Meredith Hobbs Coons of The A.V. Club gave the episode a "B" and wrote, "As they walk away from the cell, they realize, 'This is how we should have ended the finale.' And now they've had their chance. They got to have their little do-over, and you know what? I'm happy for them. Congrats on getting the ending you wanted, and congrats on 12 successful seasons, L.D."

Ben Travers of IndieWire gave the episode a "B+" and wrote, "If the Curb finale is meant to rewrite the Seinfeld ending in any way, it's during that first scene between Jerry and Larry. Their silly hypothetical about the Bearded Lady lets us see Larry and Jerry, the co-creators of Seinfeld, cracking each other up. They're playing out the kind of scene they used to write for Jerry and George, and getting that silly, joyful spark between two TV legends – even for a moment – is pure bliss. Maybe that finale didn't have enough of those moments for some of you, but this one sure does. And either way, Larry doesn't give a shit. He's just having a laugh." Noel Murray of The New York Times wrote, "Even if the Curb Your Enthusiasm finale lacked a sense of surprise, it did feel right for the show. One of David's go-to moves throughout Curb Your Enthusiasm has been the 'OK, I get it' shrug, deployed whenever Larry realizes he may have gone too far and that whatever punishment coming to him is probably fair. He never gets to that point in this episode, although early on he does gleefully tell a small child that at age 76, he has 'never learned a lesson'. This, in a way, is the Larry shrug distilled into a single line. Larry is who he is, and this show was what it was. Who would ever expect anything more than that?"

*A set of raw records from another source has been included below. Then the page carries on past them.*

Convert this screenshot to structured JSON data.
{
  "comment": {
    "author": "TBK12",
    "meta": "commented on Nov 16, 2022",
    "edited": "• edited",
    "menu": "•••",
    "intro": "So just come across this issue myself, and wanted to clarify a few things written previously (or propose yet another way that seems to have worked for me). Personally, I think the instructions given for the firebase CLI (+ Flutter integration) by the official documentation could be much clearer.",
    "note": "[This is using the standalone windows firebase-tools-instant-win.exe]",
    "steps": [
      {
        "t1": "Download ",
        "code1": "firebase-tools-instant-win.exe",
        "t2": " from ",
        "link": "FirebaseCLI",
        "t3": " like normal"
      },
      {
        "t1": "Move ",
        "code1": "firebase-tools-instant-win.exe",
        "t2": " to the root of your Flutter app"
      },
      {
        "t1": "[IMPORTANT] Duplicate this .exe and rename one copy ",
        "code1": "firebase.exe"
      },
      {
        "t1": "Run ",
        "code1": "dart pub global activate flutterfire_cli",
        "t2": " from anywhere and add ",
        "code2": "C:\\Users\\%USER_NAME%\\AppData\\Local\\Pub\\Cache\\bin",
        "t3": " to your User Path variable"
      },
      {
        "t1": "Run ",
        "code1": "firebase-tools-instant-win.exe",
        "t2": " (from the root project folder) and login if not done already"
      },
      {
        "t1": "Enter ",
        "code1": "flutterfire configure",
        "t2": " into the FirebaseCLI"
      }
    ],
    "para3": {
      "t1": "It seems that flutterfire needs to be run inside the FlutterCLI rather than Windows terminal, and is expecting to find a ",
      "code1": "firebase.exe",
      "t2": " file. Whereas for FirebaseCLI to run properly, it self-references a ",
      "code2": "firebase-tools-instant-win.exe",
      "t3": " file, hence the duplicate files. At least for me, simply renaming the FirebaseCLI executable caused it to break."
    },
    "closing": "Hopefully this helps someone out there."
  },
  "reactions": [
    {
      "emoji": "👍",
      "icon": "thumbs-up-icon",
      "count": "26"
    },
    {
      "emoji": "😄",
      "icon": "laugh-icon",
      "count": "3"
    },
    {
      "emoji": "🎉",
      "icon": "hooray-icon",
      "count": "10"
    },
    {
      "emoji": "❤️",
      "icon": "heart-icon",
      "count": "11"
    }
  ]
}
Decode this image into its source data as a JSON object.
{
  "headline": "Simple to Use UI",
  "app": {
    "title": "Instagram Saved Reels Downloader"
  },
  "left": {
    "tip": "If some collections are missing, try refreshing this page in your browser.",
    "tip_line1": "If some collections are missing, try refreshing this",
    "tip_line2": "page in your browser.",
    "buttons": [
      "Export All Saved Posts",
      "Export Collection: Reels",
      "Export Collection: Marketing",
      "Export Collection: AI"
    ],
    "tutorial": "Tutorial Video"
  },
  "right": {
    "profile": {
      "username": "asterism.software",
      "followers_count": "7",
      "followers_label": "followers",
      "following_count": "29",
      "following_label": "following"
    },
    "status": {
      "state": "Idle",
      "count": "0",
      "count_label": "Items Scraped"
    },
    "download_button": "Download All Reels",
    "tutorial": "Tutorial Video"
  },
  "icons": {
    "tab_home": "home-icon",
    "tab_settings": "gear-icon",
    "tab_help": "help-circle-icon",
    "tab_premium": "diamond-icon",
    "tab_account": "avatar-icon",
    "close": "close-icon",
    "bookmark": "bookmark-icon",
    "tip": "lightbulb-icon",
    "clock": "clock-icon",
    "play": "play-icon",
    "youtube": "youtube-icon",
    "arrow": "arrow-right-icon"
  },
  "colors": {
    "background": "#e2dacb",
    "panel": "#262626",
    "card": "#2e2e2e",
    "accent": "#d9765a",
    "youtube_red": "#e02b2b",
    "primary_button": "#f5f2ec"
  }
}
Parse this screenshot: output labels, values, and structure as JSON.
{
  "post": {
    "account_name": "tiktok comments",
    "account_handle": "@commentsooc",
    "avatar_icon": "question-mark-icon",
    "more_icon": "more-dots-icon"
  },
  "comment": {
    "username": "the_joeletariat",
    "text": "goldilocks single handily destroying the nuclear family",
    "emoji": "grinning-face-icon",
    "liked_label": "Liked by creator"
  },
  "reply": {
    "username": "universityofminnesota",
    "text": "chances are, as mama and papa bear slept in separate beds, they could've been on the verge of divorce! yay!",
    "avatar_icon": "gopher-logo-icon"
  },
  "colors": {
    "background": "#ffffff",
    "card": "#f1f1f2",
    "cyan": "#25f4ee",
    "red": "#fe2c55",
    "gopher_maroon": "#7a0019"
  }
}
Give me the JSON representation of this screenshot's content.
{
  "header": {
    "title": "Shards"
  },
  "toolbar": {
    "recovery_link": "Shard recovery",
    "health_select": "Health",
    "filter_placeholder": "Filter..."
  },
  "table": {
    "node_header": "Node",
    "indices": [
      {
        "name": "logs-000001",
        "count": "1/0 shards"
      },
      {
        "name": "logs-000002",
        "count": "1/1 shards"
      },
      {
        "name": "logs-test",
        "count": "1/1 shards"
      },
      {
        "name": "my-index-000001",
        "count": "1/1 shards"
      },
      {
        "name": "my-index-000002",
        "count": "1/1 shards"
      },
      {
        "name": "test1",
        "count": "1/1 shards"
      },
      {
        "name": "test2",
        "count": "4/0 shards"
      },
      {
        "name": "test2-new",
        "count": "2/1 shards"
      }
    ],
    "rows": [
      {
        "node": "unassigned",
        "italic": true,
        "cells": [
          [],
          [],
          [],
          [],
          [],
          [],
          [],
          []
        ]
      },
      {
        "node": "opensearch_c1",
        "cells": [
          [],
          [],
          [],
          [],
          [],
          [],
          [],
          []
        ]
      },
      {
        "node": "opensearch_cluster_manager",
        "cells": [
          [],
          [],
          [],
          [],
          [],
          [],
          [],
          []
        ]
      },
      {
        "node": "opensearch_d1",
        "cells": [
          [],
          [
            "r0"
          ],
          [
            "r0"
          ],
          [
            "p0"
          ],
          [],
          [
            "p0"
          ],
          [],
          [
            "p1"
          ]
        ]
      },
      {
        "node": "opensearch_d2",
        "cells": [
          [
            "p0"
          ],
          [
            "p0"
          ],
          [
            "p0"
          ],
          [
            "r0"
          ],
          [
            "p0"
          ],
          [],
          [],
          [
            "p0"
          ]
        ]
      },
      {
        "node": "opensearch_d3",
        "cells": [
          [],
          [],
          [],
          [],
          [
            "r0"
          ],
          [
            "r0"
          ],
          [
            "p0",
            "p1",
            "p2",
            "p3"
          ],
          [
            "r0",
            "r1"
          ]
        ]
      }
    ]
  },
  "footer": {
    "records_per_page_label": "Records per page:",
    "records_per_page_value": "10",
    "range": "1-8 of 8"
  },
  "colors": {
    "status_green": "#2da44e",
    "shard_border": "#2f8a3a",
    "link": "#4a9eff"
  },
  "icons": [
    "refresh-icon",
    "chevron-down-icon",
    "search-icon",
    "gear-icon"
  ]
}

Brian Lowry of CNN wrote, "All told, as Larry is fond of saying, the result was pretty, pretty good, and indeed, even a bit better than that. And while Larry made a point in the episode of saying he hadn’t learned a thing in his life, grading this on the spectrum of series finales would suggest otherwise." Daniel D'Addario wrote, "On Seinfeld, one admires the logic; on Curb, one admires the audacity. Which also meant that on Seinfeld, those who were not bitterly disappointed by the finale could appreciate a certain poetic logic to it. The only poetry to Curbs finale was free verse. Larry will be missed. But he may just deserve a break."

Similarly, William Earl, also from Variety, praised the finale, and considered the final scene "a perfect summation of what made the series brilliantly obsessive and petty." Erin Jensen of USA Today wrote, "Raise your Latte Larry's mugs. It's time to toast the Curb Your Enthusiasm finale."